The Institutional-Retail Divide Narrows
The dual announcements on August 2, 2019, highlighted a cryptocurrency market that was simultaneously expanding in two directions. On one side, Bitcoin.com’s exchange represented the continuing push to make cryptocurrency trading accessible to retail users, with a focus on Bitcoin Cash and the emerging SLP token ecosystem. On the other, Grayscale’s partnership with Coinbase Custody underscored the growing demand from institutions for regulated, secure exposure to digital assets.
With Ethereum trading at $217.87 and the total crypto market capitalization exceeding $260 billion, both segments of the market were seeing renewed interest following the brutal bear market of 2018. The infrastructure being built in mid-2019 — from user-friendly exchanges to institutional-grade custody solutions — would prove foundational to the crypto industry’s next major growth phase.
Regulatory Considerations
Both developments also raised regulatory questions. Bitcoin.com’s exchange would need to navigate an increasingly complex patchwork of international regulations, particularly as U.S. authorities like the CFTC were actively investigating offshore exchanges for serving American customers without proper registration. Meanwhile, Grayscale’s reliance on Coinbase Custody — a New York State Department of Financial Services-regulated entity — represented a bet that regulatory compliance would be the key to unlocking institutional capital.

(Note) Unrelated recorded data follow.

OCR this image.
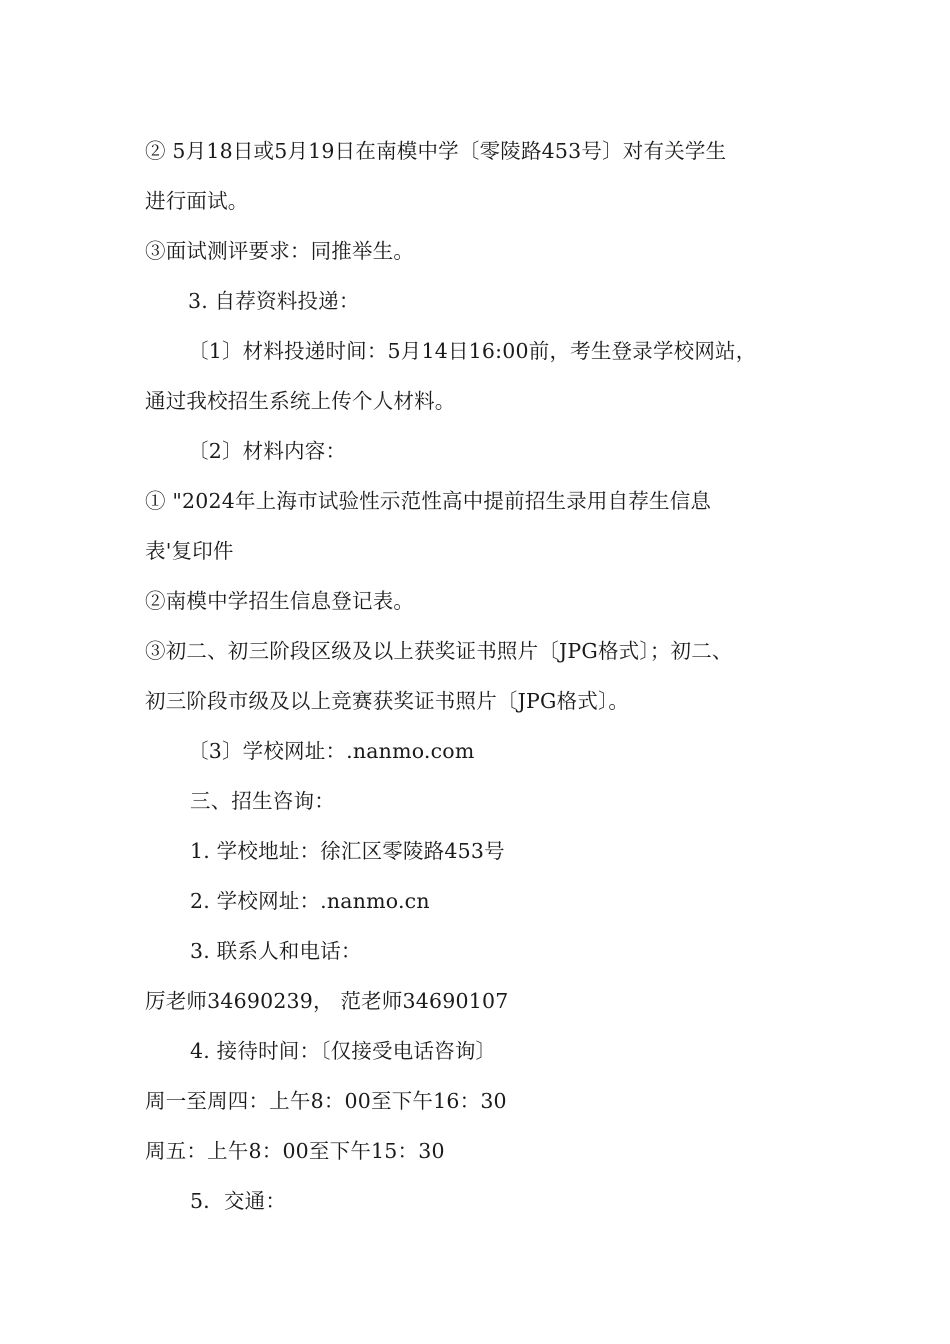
② 5月18日或5月19日在南模中学〔零陵路453号〕对有关学生
进行面试。
③面试测评要求：同推举生。
3. 自荐资料投递：
〔1〕材料投递时间：5月14日16:00前，考生登录学校网站，
通过我校招生系统上传个人材料。
〔2〕材料内容：
① "2024年上海市试验性示范性高中提前招生录用自荐生信息
表'复印件
②南模中学招生信息登记表。
③初二、初三阶段区级及以上获奖证书照片〔JPG格式〕；初二、
初三阶段市级及以上竞赛获奖证书照片〔JPG格式〕。
〔3〕学校网址：.nanmo.com
三、招生咨询：
1. 学校地址：徐汇区零陵路453号
2. 学校网址：.nanmo.cn
3. 联系人和电话：
厉老师34690239， 范老师34690107
4. 接待时间：〔仅接受电话咨询〕
周一至周四：上午8：00至下午16：30
周五：上午8：00至下午15：30
5．交通：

The contrasting approaches reflected a broader truth about the cryptocurrency industry in 2019: compliance and accessibility were no longer mutually exclusive goals, but achieving both required significant investment in infrastructure, security, and regulatory engagement.
Why This Matters
The events of August 2, 2019, illustrate a critical inflection point in cryptocurrency market development. Bitcoin.com’s exchange launch signaled that retail-focused platforms were maturing beyond simple wallets into full-service trading ecosystems, while Grayscale’s custody arrangement with Coinbase demonstrated that the institutional infrastructure for digital assets was becoming robust enough to handle billions of dollars in assets. For investors, these developments represented growing confidence that the cryptocurrency market could support both retail participation and institutional-scale investment — a duality that would define the industry’s trajectory through the bull runs of 2020 and 2021.
Disclaimer: This article is for informational purposes only and does not constitute financial advice. Cryptocurrency investments carry significant risk. Always conduct your own research before making investment decisions.